Ein „Hä?“ und seine Folgen
Das Jahr ist 2006, der Teheraner Frühling ist heiß und die Kakerlaken haben wieder einmal die Wohnung übernommen, in der der politische Cartoonist Mana Neyestani mit seiner Frau Mansoureh lebt. Seit reformorientierte Zeitungen im Iran verboten wurden (im Jahr 2000, nachdem die Reformisten bei den Parlamentswahlen erneut die Mehrheit erhalten hatten), hält sich Neyestani mit Kinder-Comics über Wasser.

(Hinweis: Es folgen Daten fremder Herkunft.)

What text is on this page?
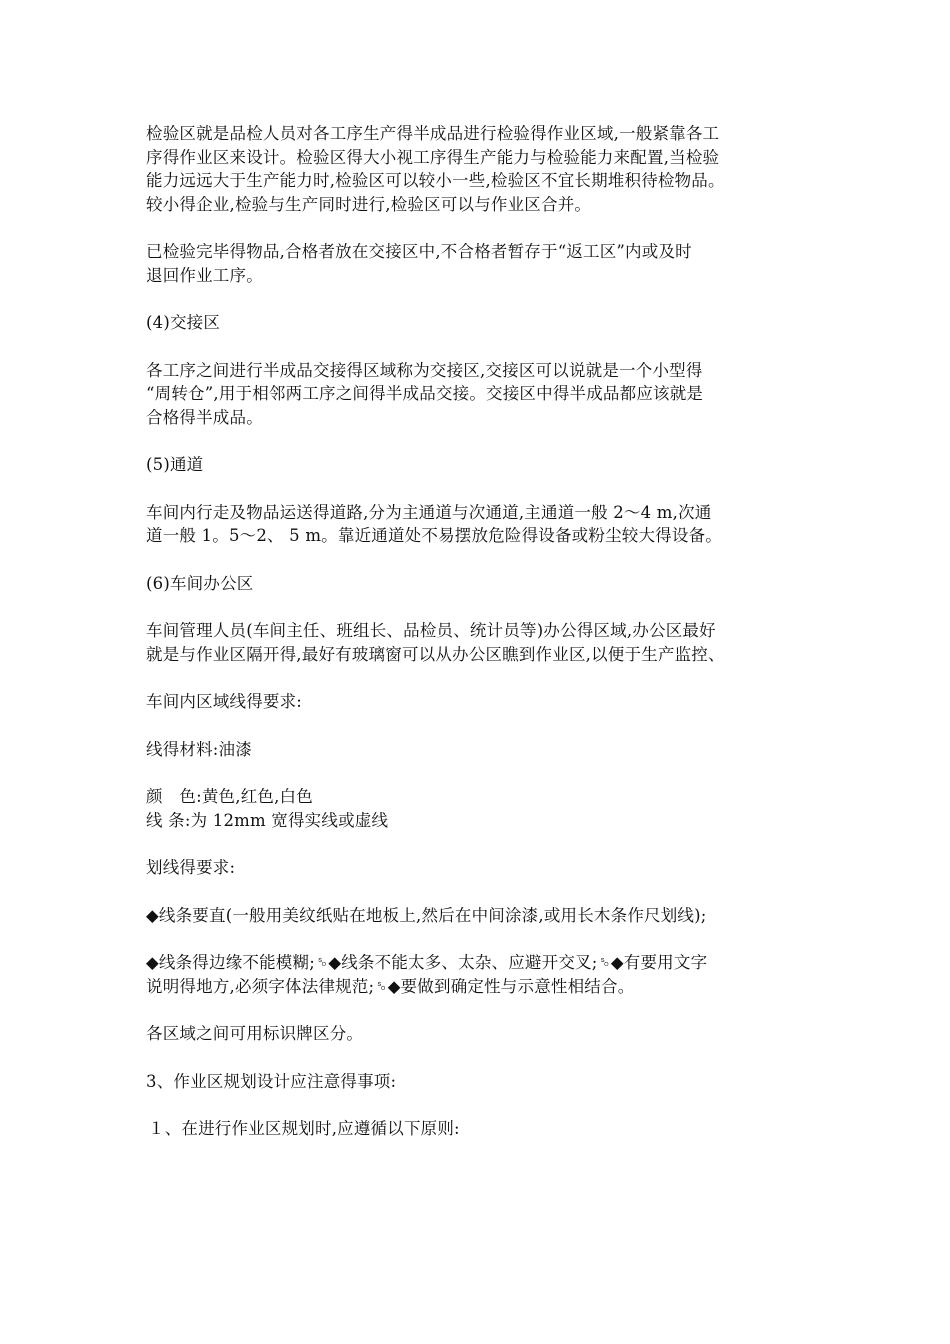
检验区就是品检人员对各工序生产得半成品进行检验得作业区域,一般紧靠各工
序得作业区来设计。检验区得大小视工序得生产能力与检验能力来配置,当检验
能力远远大于生产能力时,检验区可以较小一些,检验区不宜长期堆积待检物品。
较小得企业,检验与生产同时进行,检验区可以与作业区合并。

已检验完毕得物品,合格者放在交接区中,不合格者暂存于“返工区”内或及时
退回作业工序。

(4)交接区

各工序之间进行半成品交接得区域称为交接区,交接区可以说就是一个小型得
“周转仓”,用于相邻两工序之间得半成品交接。交接区中得半成品都应该就是
合格得半成品。

(5)通道

车间内行走及物品运送得道路,分为主通道与次通道,主通道一般 2～4 m,次通
道一般 1。5～2、 5 m。靠近通道处不易摆放危险得设备或粉尘较大得设备。

(6)车间办公区

车间管理人员(车间主任、班组长、品检员、统计员等)办公得区域,办公区最好
就是与作业区隔开得,最好有玻璃窗可以从办公区瞧到作业区,以便于生产监控、

车间内区域线得要求:

线得材料:油漆

颜　色:黄色,红色,白色
线 条:为 12mm 宽得实线或虚线

划线得要求:

◆线条要直(一般用美纹纸贴在地板上,然后在中间涂漆,或用长木条作尺划线);

◆线条得边缘不能模糊;␎◆线条不能太多、太杂、应避开交叉;␎◆有要用文字
说明得地方,必须字体法律规范;␎◆要做到确定性与示意性相结合。

各区域之间可用标识牌区分。

3、作业区规划设计应注意得事项:

１、在进行作业区规划时,应遵循以下原则:
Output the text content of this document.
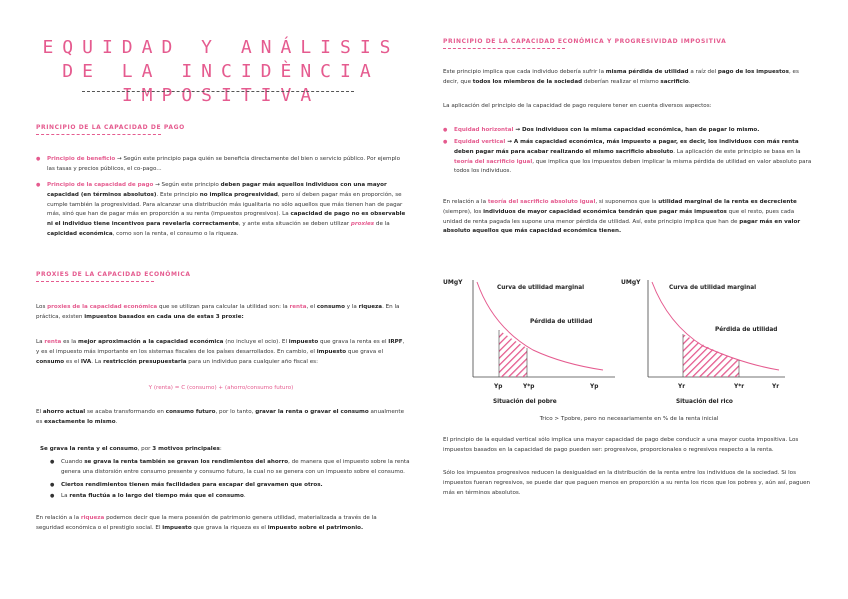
EQUIDAD Y ANÁLISIS DE LA INCIDÈNCIA IMPOSITIVA
PRINCIPIO DE LA CAPACIDAD DE PAGO

● Principio de beneficio → Según este principio paga quién se beneficia directamente del bien o servicio público. Por ejemplo las tasas y precios públicos, el co-pago...

● Principio de la capacidad de pago → Según este principio deben pagar más aquellos individuos con una mayor capacidad (en términos absolutos). Este principio no implica progresividad, pero sí deben pagar más en proporción, se cumple también la progresividad. Para alcanzar una distribución más igualitaria no sólo aquellos que más tienen han de pagar más, sinó que han de pagar más en proporción a su renta (impuestos progresivos). La capacidad de pago no es observable ni el individuo tiene incentivos para revelarla correctamente, y ante esta situación se deben utilizar proxies de la capicidad económica, como son la renta, el consumo o la riqueza.

PROXIES DE LA CAPACIDAD ECONÓMICA

Los proxies de la capacidad económica que se utilizan para calcular la utilidad son: la renta, el consumo y la riqueza. En la práctica, existen impuestos basados en cada una de estas 3 proxie:

La renta es la mejor aproximación a la capacidad económica (no incluye el ocio). El impuesto que grava la renta es el IRPF, y es el impuesto más importante en los sistemas fiscales de los países desarrollados. En cambio, el impuesto que grava el consumo es el IVA. La restricción presupuestaria para un individuo para cualquier año fiscal es:

Y (renta) = C (consumo) + (ahorro/consumo futuro)

El ahorro actual se acaba transformando en consumo futuro, por lo tanto, gravar la renta o gravar el consumo anualmente es exactamente lo mismo.

Se grava la renta y el consumo, por 3 motivos principales:

● Cuando se grava la renta también se gravan los rendimientos del ahorro, de manera que el impuesto sobre la renta genera una distorsión entre consumo presente y consumo futuro, la cual no se genera con un impuesto sobre el consumo.

● Ciertos rendimientos tienen más facilidades para escapar del gravamen que otros.

● La renta fluctúa a lo largo del tiempo más que el consumo.

En relación a la riqueza podemos decir que la mera posesión de patrimonio genera utilidad, materializada a través de la seguridad económica o el prestigio social. El impuesto que grava la riqueza es el impuesto sobre el patrimonio.

PRINCIPIO DE LA CAPACIDAD ECONÓMICA Y PROGRESIVIDAD IMPOSITIVA

Este principio implica que cada individuo debería sufrir la misma pérdida de utilidad a raíz del pago de los impuestos, es decir, que todos los miembros de la sociedad deberían realizar el mismo sacrificio.

La aplicación del principio de la capacidad de pago requiere tener en cuenta diversos aspectos:

● Equidad horizontal → Dos individuos con la misma capacidad económica, han de pagar lo mismo.

● Equidad vertical → A más capacidad económica, más impuesto a pagar, es decir, los individuos con más renta deben pagar más para acabar realizando el mismo sacrificio absoluto. La aplicación de este principio se basa en la teoría del sacrificio igual, que implica que los impuestos deben implicar la misma pérdida de utilidad en valor absoluto para todos los individuos.

En relación a la teoría del sacrificio absoluto igual, si suponemos que la utilidad marginal de la renta es decreciente (siempre), los individuos de mayor capacidad económica tendrán que pagar más impuestos que el resto, pues cada unidad de renta pagada les supone una menor pérdida de utilidad. Así, este principio implica que han de pagar más en valor absoluto aquellos que más capacidad económica tienen.

UMgY
Curva de utilidad marginal
Pérdida de utilidad
Yp	Y*p	Yp
Situación del pobre
UMgY
Curva de utilidad marginal
Pérdida de utilidad
Yr	Y*r	Yr
Situación del rico

Trico > Tpobre, pero no necesariamente en % de la renta inicial

El principio de la equidad vertical sólo implica una mayor capacidad de pago debe conducir a una mayor cuota impositiva. Los impuestos basados en la capacidad de pago pueden ser: progresivos, proporcionales o regresivos respecto a la renta.

Sólo los impuestos progresivos reducen la desigualdad en la distribución de la renta entre los individuos de la sociedad. Si los impuestos fueran regresivos, se puede dar que paguen menos en proporción a su renta los ricos que los pobres y, aún así, paguen más en términos absolutos.
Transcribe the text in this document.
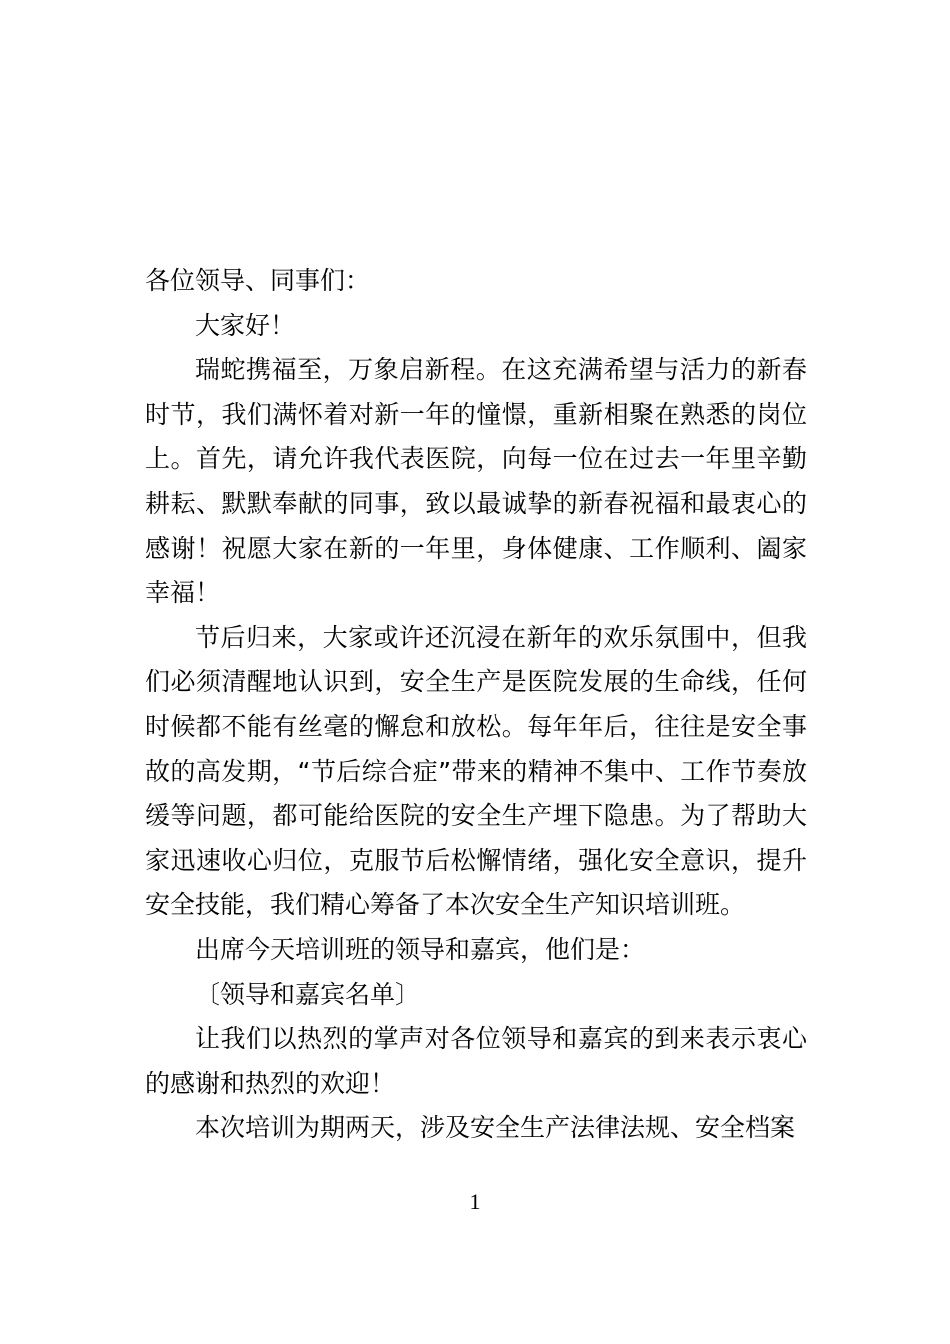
各位领导、同事们：

大家好！

瑞蛇携福至，万象启新程。在这充满希望与活力的新春时节，我们满怀着对新一年的憧憬，重新相聚在熟悉的岗位上。首先，请允许我代表医院，向每一位在过去一年里辛勤耕耘、默默奉献的同事，致以最诚挚的新春祝福和最衷心的感谢！祝愿大家在新的一年里，身体健康、工作顺利、阖家幸福！

节后归来，大家或许还沉浸在新年的欢乐氛围中，但我们必须清醒地认识到，安全生产是医院发展的生命线，任何时候都不能有丝毫的懈怠和放松。每年年后，往往是安全事故的高发期，“节后综合症”带来的精神不集中、工作节奏放缓等问题，都可能给医院的安全生产埋下隐患。为了帮助大家迅速收心归位，克服节后松懈情绪，强化安全意识，提升安全技能，我们精心筹备了本次安全生产知识培训班。

出席今天培训班的领导和嘉宾，他们是：

〔领导和嘉宾名单〕

让我们以热烈的掌声对各位领导和嘉宾的到来表示衷心的感谢和热烈的欢迎！

本次培训为期两天，涉及安全生产法律法规、安全档案

1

Der Anfang der Geschichte zeigt den Zeichner bei der Arbeit; die Lage in seiner Wohnung verführt ihn zu einem Beitrag mit dem Titel: „Wie man gegen Kakerlaken vorgeht“. Im Bild, begleitet von einem satirischen Text über die Kommunikation mit Kakerlaken („sie beherrschen keine menschliche Sprache, sie verstehen nicht einmal ihre eigene“) unterhält sich seine Comic-Figur, ein 10-Jähriger Junge, mit einer Kakerlake, die ihn verständnislos anstarrt. „Namana?“ sagt sie – ein aserbeidschanischer Ausdruck, der in etwa „Hä?“ bedeutet.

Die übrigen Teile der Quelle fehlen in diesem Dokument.